Abstract

Heavy metal pollution from the growing industrialization are a significant cause of environmental concern.Chromium (Cr) is commonly used in the production of stainless steel, textile dyeing, electroplating, as nuclear coolants and largely in chrome tanning of hides and skins. About 90% of leather is produced by chrome tanning and the leather industry contributes to an overload of Cr toxicity in tannery effluents. Accumulation of Cr6+ is carcinogenic, genotoxic and teratogenic to organisms. Biological methods are ‘green’ approaches for chromium bioremediation and microorganisms are the desired candidates for pollution abatement. Microbial chromate reduction is mediated by chromate reductases (ChrRs) which may be expressed constitutively or inducibly. ChrRs have been produced by a number of bacteria, fungi and yeasts and may be extracellular or localized in the membrane or cytosol. ChrRs are dependent on electron donors such as reduced Nicotinamide adenine dinucleotide (NADH) or reduced Nicotinamide adenine dinucleotide phosphate (NADPH) or reduced Glutathione (GSH) as cofactors.
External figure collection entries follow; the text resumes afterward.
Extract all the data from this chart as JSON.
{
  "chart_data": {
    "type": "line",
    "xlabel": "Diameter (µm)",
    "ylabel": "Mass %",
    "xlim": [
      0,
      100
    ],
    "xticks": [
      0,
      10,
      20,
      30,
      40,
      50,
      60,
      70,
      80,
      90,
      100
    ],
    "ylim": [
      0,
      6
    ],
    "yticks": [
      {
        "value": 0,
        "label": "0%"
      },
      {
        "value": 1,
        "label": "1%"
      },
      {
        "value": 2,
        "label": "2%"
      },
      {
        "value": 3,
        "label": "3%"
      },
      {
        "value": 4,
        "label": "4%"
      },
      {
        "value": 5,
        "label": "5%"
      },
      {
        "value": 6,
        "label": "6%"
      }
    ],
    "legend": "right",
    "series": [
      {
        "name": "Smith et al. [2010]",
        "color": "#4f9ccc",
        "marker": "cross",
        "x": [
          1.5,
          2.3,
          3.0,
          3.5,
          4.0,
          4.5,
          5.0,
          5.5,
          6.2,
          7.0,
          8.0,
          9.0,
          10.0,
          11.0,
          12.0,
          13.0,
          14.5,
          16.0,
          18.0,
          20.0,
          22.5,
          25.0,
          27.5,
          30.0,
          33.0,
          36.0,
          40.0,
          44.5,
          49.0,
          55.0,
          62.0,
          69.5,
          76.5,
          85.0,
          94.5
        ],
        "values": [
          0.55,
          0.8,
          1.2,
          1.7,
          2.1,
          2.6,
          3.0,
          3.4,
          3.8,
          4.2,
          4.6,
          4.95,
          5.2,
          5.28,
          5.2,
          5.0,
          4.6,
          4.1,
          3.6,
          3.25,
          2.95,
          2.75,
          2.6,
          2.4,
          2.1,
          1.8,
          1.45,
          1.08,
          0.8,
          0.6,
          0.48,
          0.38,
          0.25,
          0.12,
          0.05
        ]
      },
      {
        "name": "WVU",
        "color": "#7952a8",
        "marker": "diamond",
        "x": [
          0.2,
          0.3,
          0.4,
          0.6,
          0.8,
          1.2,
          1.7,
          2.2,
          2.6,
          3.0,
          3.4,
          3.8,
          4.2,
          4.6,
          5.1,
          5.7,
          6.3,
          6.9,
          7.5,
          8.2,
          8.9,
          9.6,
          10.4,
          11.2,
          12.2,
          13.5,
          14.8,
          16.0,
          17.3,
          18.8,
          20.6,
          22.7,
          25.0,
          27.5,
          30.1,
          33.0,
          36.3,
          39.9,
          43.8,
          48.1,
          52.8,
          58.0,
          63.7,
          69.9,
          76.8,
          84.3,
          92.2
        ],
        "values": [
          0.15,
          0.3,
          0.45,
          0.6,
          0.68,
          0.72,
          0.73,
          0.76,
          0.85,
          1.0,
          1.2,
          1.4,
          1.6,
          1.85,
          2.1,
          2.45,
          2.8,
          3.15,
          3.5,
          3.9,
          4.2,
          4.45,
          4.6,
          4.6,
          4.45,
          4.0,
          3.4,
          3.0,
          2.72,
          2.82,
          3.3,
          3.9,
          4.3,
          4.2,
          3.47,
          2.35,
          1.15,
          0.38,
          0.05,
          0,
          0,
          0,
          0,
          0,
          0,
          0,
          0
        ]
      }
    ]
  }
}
In chromate reduction by ChrRs, Cr6+ undergo one electron transfer to produce an unstable Cr5+ radical that is converted to stable and less toxic Cr3+. Putative ChrR genomic sequences have been studied with 99% sequence similarity in Gram negative bacteria. ChrRs are valuable resources in different environments for chromate reduction. This review is to discuss the expression and characteristics of ChrRs and their mechanisms in reduction of Cr6+ toxicity in order to provide a comprehensive understanding of this novel class of enzymes for promisingapplications in Cr bioremediation.